The government’s Australian Signals Directorate’s Australian Cyber Security Centre (ACSC) issued a warning yesterday for companies to update their cybersecurity and detection software scanning for malicious indicators to deal with the ransomware, known as ‘Mailto’ or ‘Kazakavkovkiz’. Mailto belongs to the KoKo ransomware family and locks files in an unusable ‘mailto’ format.
“The ACSC has limited information about the initial intrusion vector for Mailto infections,” the organisation wrote.
“There is some evidence that Mailto actors may have used phishing and password spray attacks, and then used compromised accounts to send further phishing emails to the users address book to spread the malware.”
The ACSC released the hash of the Mailto ransomware in its Indicators of Compromise.
Toll detected the attack last Friday, January 31, and immediately isolated and disabled some systems to contain any potential spread of the attack. The company said it had increased staffing to help customers and a combination of automated and manual processes for the affected IT systems had seen freight volumes are returning to usual levels.
The logistics company has been providing daily updates as it restores systems, saying the attack came from “a new variant of the Mailto ransomware”.
“We are working closely with our cyber security advisers to ensure that any risk associated with this incident has been appropriately managed and neutralised,” Toll said on Thursday, apologising for the inconvenience.
“Regretfully, some customers are experiencing delays or disruption while we work towards bringing our regular IT systems back online securely. Our teams across our operations are working with affected customers.”
The company did not pay the ransom demanded by the hackers.

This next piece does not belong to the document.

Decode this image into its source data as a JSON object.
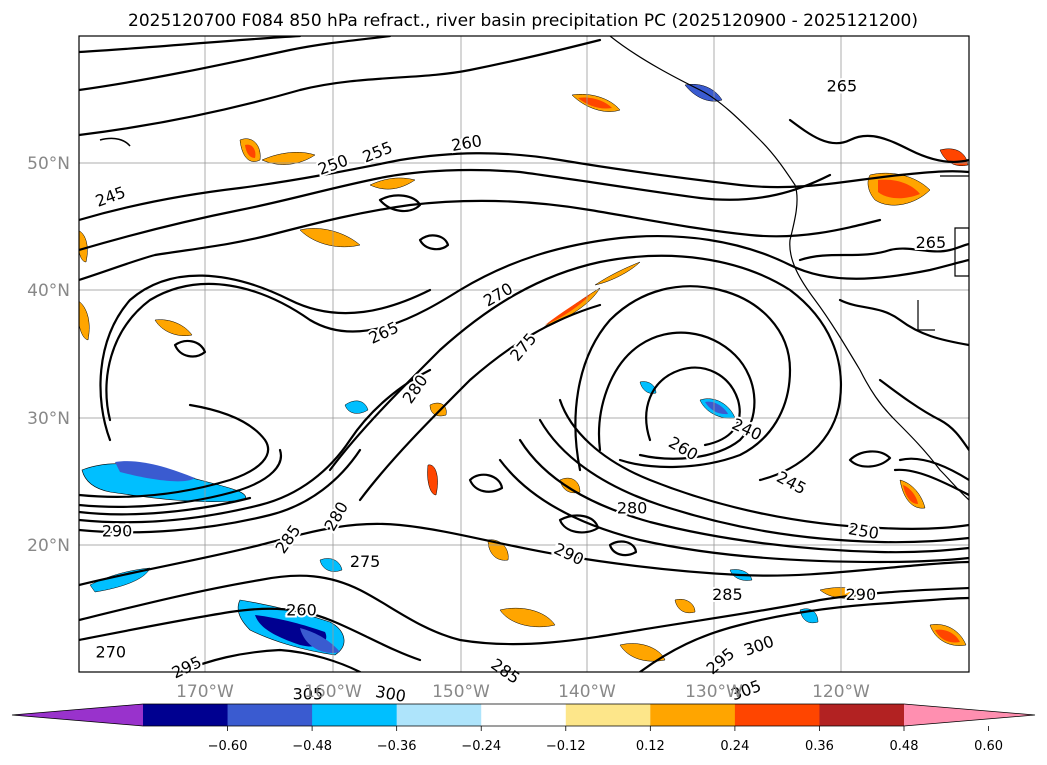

The attack on Toll came a month after foreign currency exchange firm Travelex was forced to take its global sites offline following a ransomware attack discovered on New Year’s Day. The problems rolled through to British banks last week with the Royal Bank of Scotland, Lloyds, Barclays and HSBC unable to process foreign currency orders. The problem has also hit some Westpac and Bendigo and Adelaide Bank customers in Australia.